転勤族というのは因果なもので、同じ土地にとどまれるのは短くてひと月しかないこともある。長い時だって3か月しか同じところにとどまれた記憶はない。高校生にもなって、親の転勤についていくなんて子供っぽいと思うかもしれないが、世の中そう一人暮らしなんて簡単にできるわけがない。親がいくら金を出すからって、結局は限られた中で生活しなければいけないし、なによりも、転勤ばかり繰り返したおかげで、俺には友人と呼べる人はいない。だから別に大人ぶってひとり暮らししたいとか、ずっと同じ土地にいたいとか子供っぽいわがままを言うことはなかった。

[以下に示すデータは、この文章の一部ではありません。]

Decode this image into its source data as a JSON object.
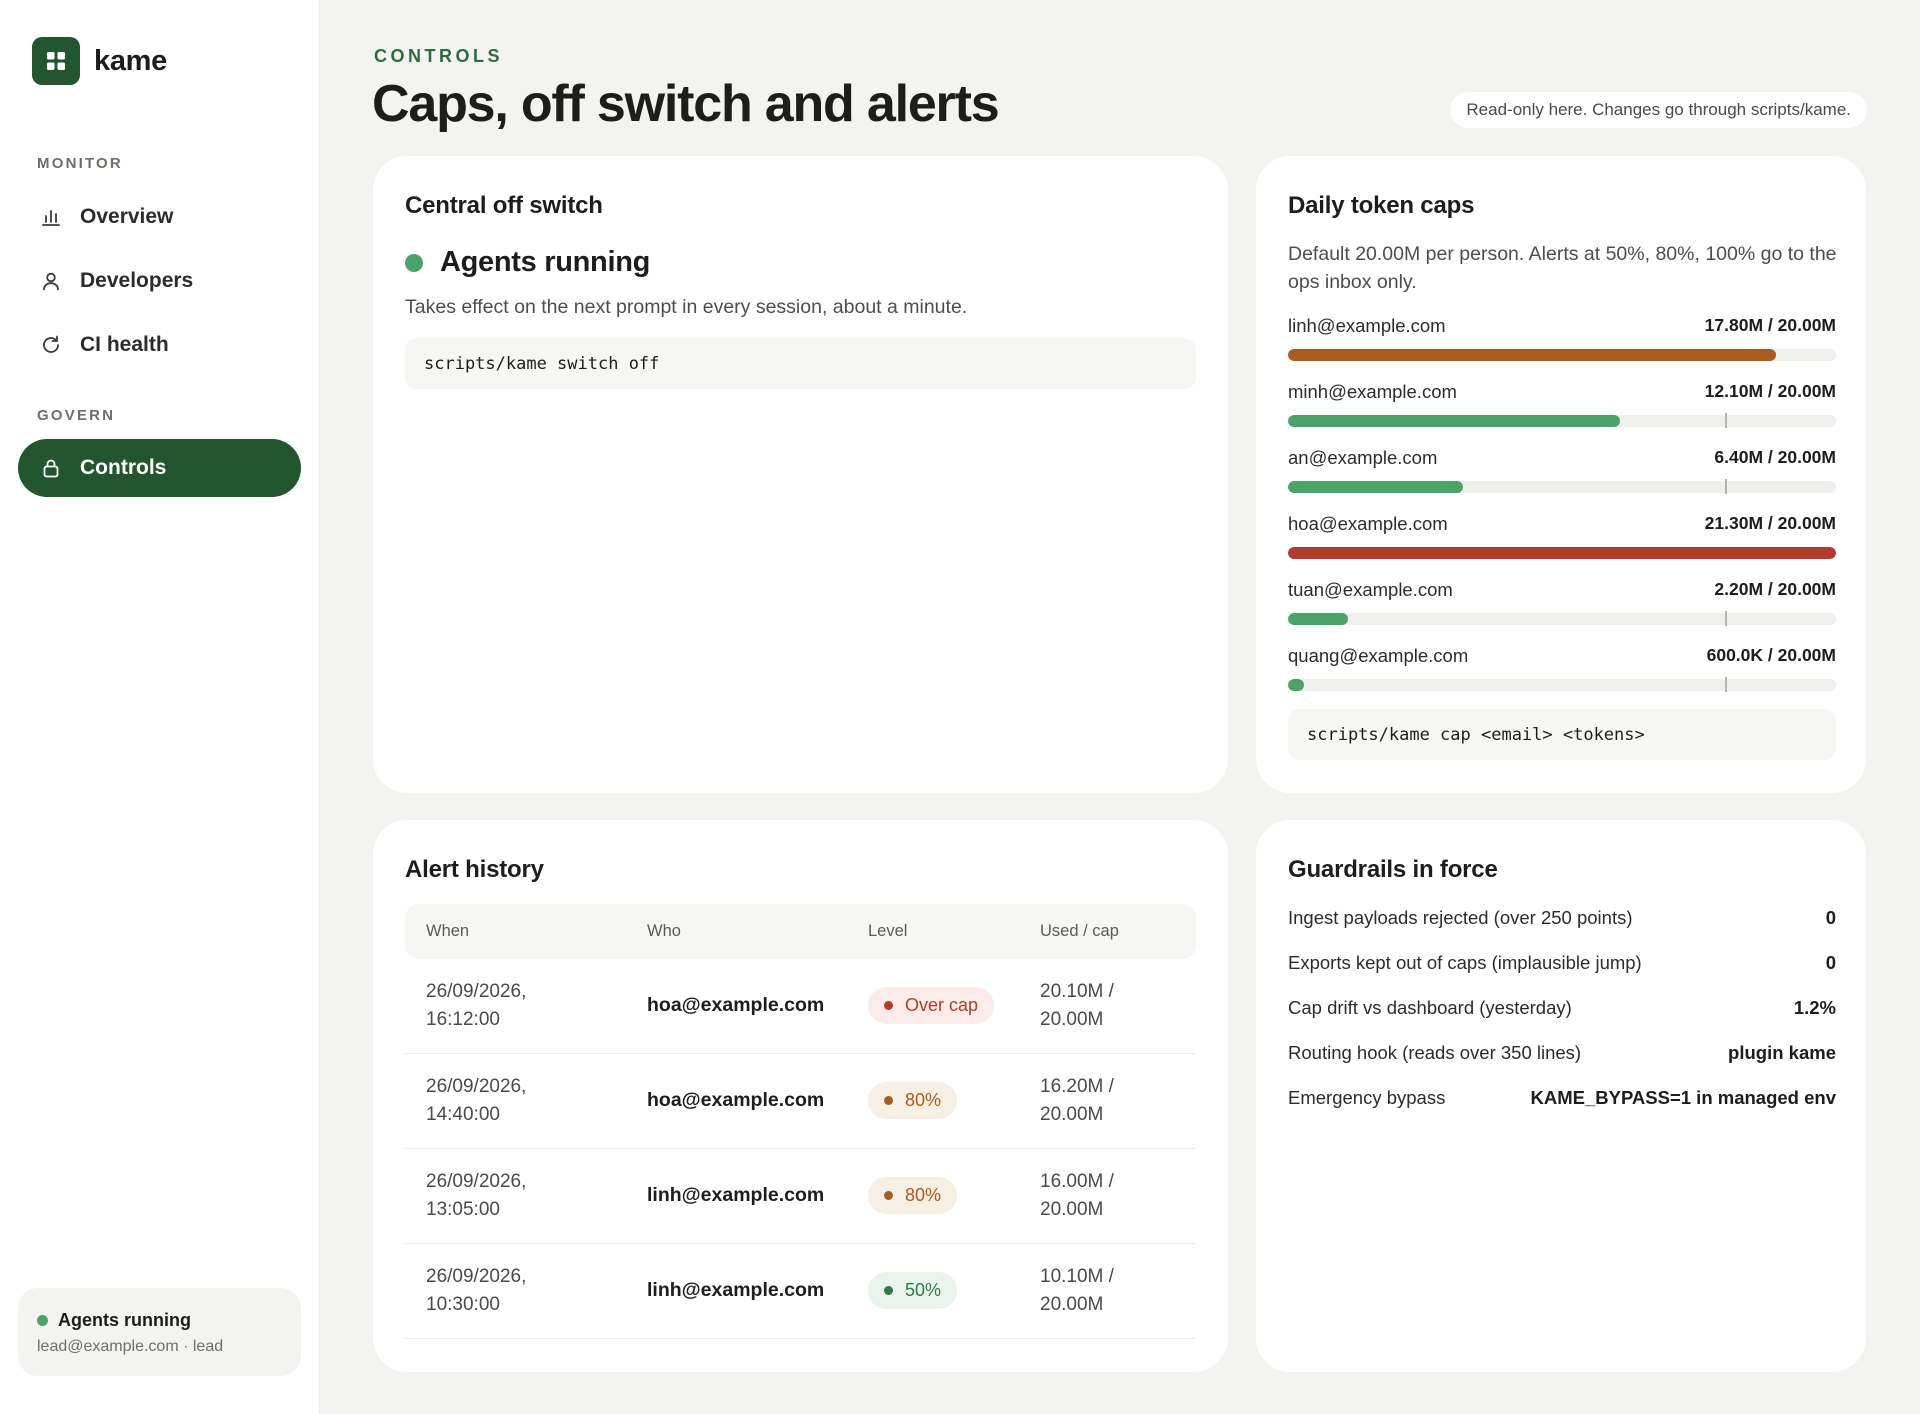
{
  "app": {
    "name": "kame"
  },
  "sidebar": {
    "sections": [
      {
        "label": "MONITOR"
      },
      {
        "label": "GOVERN"
      }
    ],
    "items": [
      {
        "label": "Overview",
        "icon": "bar-chart-icon"
      },
      {
        "label": "Developers",
        "icon": "person-icon"
      },
      {
        "label": "CI health",
        "icon": "refresh-icon"
      },
      {
        "label": "Controls",
        "icon": "lock-icon",
        "active": true
      }
    ],
    "status": {
      "label": "Agents running",
      "account": "lead@example.com · lead",
      "color": "#4ba36a"
    }
  },
  "header": {
    "eyebrow": "CONTROLS",
    "title": "Caps, off switch and alerts",
    "note": "Read-only here. Changes go through scripts/kame."
  },
  "off_switch": {
    "title": "Central off switch",
    "state": "Agents running",
    "description": "Takes effect on the next prompt in every session, about a minute.",
    "command": "scripts/kame switch off"
  },
  "caps": {
    "title": "Daily token caps",
    "description": "Default 20.00M per person. Alerts at 50%, 80%, 100% go to the ops inbox only.",
    "alert_marker_fraction": 0.8,
    "rows": [
      {
        "email": "linh@example.com",
        "used": "17.80M / 20.00M",
        "fraction": 0.89,
        "color": "#a85c1f"
      },
      {
        "email": "minh@example.com",
        "used": "12.10M / 20.00M",
        "fraction": 0.605,
        "color": "#4ba36a"
      },
      {
        "email": "an@example.com",
        "used": "6.40M / 20.00M",
        "fraction": 0.32,
        "color": "#4ba36a"
      },
      {
        "email": "hoa@example.com",
        "used": "21.30M / 20.00M",
        "fraction": 1.0,
        "color": "#b23b2e"
      },
      {
        "email": "tuan@example.com",
        "used": "2.20M / 20.00M",
        "fraction": 0.11,
        "color": "#4ba36a"
      },
      {
        "email": "quang@example.com",
        "used": "600.0K / 20.00M",
        "fraction": 0.03,
        "color": "#4ba36a"
      }
    ],
    "command": "scripts/kame cap <email> <tokens>"
  },
  "alerts": {
    "title": "Alert history",
    "columns": [
      "When",
      "Who",
      "Level",
      "Used / cap"
    ],
    "rows": [
      {
        "when": "26/09/2026, 16:12:00",
        "who": "hoa@example.com",
        "level": "Over cap",
        "used": "20.10M / 20.00M",
        "level_bg": "#fbece9",
        "level_fg": "#b23b2e"
      },
      {
        "when": "26/09/2026, 14:40:00",
        "who": "hoa@example.com",
        "level": "80%",
        "used": "16.20M / 20.00M",
        "level_bg": "#f8efe4",
        "level_fg": "#a85c1f"
      },
      {
        "when": "26/09/2026, 13:05:00",
        "who": "linh@example.com",
        "level": "80%",
        "used": "16.00M / 20.00M",
        "level_bg": "#f8efe4",
        "level_fg": "#a85c1f"
      },
      {
        "when": "26/09/2026, 10:30:00",
        "who": "linh@example.com",
        "level": "50%",
        "used": "10.10M / 20.00M",
        "level_bg": "#e9f4ec",
        "level_fg": "#2f7a48"
      }
    ]
  },
  "guardrails": {
    "title": "Guardrails in force",
    "rows": [
      {
        "label": "Ingest payloads rejected (over 250 points)",
        "value": "0"
      },
      {
        "label": "Exports kept out of caps (implausible jump)",
        "value": "0"
      },
      {
        "label": "Cap drift vs dashboard (yesterday)",
        "value": "1.2%"
      },
      {
        "label": "Routing hook (reads over 350 lines)",
        "value": "plugin kame"
      },
      {
        "label": "Emergency bypass",
        "value": "KAME_BYPASS=1 in managed env"
      }
    ]
  }
}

転校生というのは、漫画やドラマみたく、どこに行っても歓迎される。なんてことはない。高校生になってからは周りも自分も大人になったのか、曖昧に友好的に迎えてくれたが、小さいころにはそうでもなかった。仲良しグループが出来上がっている中で、わざわざ人を迎えてくれることは少ない。
閑話休題。
そんな俺の話はどうでもいい。
とにかくも、俺はまた転校してきた。高校3年生の、7月という微妙な時期に。クラスメイトは少し困惑気だった。当たり前だ。受験勉強が本格化する直前に、転校生が来たのだから。ただ一人、
埠三塚あや乃を除いて。
これは、埠三塚あや乃の、救難信号だ。彼女が救いを求めている、助けを求めている。俺は、遠坂誠は――彼女に目をつけられたのだ。